J’avise une scie, dans un coin. Je la prends. Puis, à coups de pied je démolis une caisse vide. J’en extrais deux planches que j’attache solidement de chaque côté de sa jambe gauche. Celle-ci est prise en sandwich.

Je l’allonge et fais reposer le talon sur une autre chaise. Puis, vous l’avez deviné, je commence à scier. Doucement. Le bois ne tarde pas à être tranché, je sens que j’arrive à la guibole. Les dents de la scie ne font plus le même bruit. Thierry se crispe. Il gémit sourdement. Moi, imperturbable, je poursuis mon hideux travail. Il est de bonne politique de ne plus lui parler, mais d’attendre qu’il intervienne. Le sang ruisselle dans la sciure. Bourgeois s’éloigne et je l’entends dégueuler derrière une armoire ancienne.

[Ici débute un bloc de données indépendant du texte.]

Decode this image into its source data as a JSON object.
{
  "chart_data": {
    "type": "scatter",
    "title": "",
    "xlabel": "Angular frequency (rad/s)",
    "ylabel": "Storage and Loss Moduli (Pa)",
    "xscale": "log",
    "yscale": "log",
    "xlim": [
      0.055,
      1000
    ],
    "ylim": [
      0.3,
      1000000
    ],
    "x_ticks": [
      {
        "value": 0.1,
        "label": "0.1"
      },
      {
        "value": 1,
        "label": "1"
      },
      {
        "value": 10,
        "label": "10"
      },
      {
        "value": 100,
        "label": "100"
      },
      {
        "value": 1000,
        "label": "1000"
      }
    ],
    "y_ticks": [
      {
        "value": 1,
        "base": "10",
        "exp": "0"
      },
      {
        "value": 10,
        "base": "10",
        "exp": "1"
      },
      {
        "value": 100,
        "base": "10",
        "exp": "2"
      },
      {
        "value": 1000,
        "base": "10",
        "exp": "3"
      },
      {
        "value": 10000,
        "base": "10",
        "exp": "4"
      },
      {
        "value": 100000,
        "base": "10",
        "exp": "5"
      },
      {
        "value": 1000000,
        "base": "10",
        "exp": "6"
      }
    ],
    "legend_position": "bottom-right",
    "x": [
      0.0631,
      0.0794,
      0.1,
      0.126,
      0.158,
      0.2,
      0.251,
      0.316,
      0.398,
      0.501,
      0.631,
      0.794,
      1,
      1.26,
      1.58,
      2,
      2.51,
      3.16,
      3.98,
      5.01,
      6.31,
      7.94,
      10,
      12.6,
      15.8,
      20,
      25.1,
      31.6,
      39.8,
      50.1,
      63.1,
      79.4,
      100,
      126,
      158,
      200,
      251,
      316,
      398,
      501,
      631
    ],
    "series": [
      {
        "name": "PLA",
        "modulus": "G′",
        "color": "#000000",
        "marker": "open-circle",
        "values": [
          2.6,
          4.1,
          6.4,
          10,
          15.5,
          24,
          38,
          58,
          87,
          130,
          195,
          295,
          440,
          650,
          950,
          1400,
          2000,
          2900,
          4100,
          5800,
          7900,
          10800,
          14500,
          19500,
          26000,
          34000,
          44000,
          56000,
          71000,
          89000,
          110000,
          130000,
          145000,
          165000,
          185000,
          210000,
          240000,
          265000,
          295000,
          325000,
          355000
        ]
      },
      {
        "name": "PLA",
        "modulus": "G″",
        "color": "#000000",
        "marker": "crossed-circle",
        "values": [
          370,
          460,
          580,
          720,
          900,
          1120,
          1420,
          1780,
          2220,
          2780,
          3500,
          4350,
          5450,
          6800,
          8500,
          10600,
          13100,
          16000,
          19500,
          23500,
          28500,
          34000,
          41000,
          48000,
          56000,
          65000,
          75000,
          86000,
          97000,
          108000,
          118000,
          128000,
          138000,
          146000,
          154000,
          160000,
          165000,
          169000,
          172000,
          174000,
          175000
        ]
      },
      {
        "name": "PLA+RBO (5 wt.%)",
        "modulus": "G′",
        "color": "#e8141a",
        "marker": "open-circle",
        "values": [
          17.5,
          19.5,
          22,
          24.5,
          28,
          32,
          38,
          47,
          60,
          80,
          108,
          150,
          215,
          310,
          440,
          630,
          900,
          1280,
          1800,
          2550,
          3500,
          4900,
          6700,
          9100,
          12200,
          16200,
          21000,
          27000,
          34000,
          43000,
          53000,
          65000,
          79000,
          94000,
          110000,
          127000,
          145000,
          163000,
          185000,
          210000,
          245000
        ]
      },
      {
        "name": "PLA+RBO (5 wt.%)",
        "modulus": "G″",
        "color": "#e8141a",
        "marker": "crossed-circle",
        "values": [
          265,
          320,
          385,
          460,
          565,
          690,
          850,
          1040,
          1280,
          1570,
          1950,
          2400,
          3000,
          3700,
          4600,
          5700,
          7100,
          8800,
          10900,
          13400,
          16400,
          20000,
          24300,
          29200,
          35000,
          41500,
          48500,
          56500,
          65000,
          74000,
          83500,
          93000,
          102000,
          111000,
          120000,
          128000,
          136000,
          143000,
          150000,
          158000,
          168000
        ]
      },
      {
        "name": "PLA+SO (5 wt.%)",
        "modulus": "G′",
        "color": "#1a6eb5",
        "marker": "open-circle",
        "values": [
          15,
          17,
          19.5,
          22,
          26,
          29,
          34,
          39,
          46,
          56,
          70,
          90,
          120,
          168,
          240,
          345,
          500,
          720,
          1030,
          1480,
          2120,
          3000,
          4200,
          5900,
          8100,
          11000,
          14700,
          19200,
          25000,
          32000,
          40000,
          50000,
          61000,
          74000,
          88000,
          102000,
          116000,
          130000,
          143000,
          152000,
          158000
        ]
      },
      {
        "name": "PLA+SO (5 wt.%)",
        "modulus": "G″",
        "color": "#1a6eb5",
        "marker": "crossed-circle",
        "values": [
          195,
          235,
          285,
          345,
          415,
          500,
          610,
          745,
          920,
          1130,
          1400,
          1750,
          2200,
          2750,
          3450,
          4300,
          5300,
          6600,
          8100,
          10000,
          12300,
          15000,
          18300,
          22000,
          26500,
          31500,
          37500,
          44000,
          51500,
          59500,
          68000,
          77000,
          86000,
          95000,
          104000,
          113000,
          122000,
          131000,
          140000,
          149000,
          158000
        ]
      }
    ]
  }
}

Je suppose que sa nausée est déterminante. Elle donne comme un ton à la torture. Elle en est le prolongement extérieur. Elle s’adresse au moral de Thierry comme la lame de ma scie s’adresse à son physique.

— Arrêtez, balbutie-t-il sourdement.

Je ne triomphe pas, toujours question de psychologie. Je dis simplement :

— Bon.

Intérieurement, je me marre car je ne lui ai fait qu’une simple entaille et, depuis quelques instants je faisais seulement semblant de scier. Mais sa douleur était si vive qu’il ne pouvait s’en rendre compte.

— Résumons-nous, dis-je, je ne vous demande pas de nous livrer des plans ou une formule susceptible de nuire à votre pays, simplement je désire que vous rendiez la liberté à des gens contre lesquels vous avez mené un combat inégal.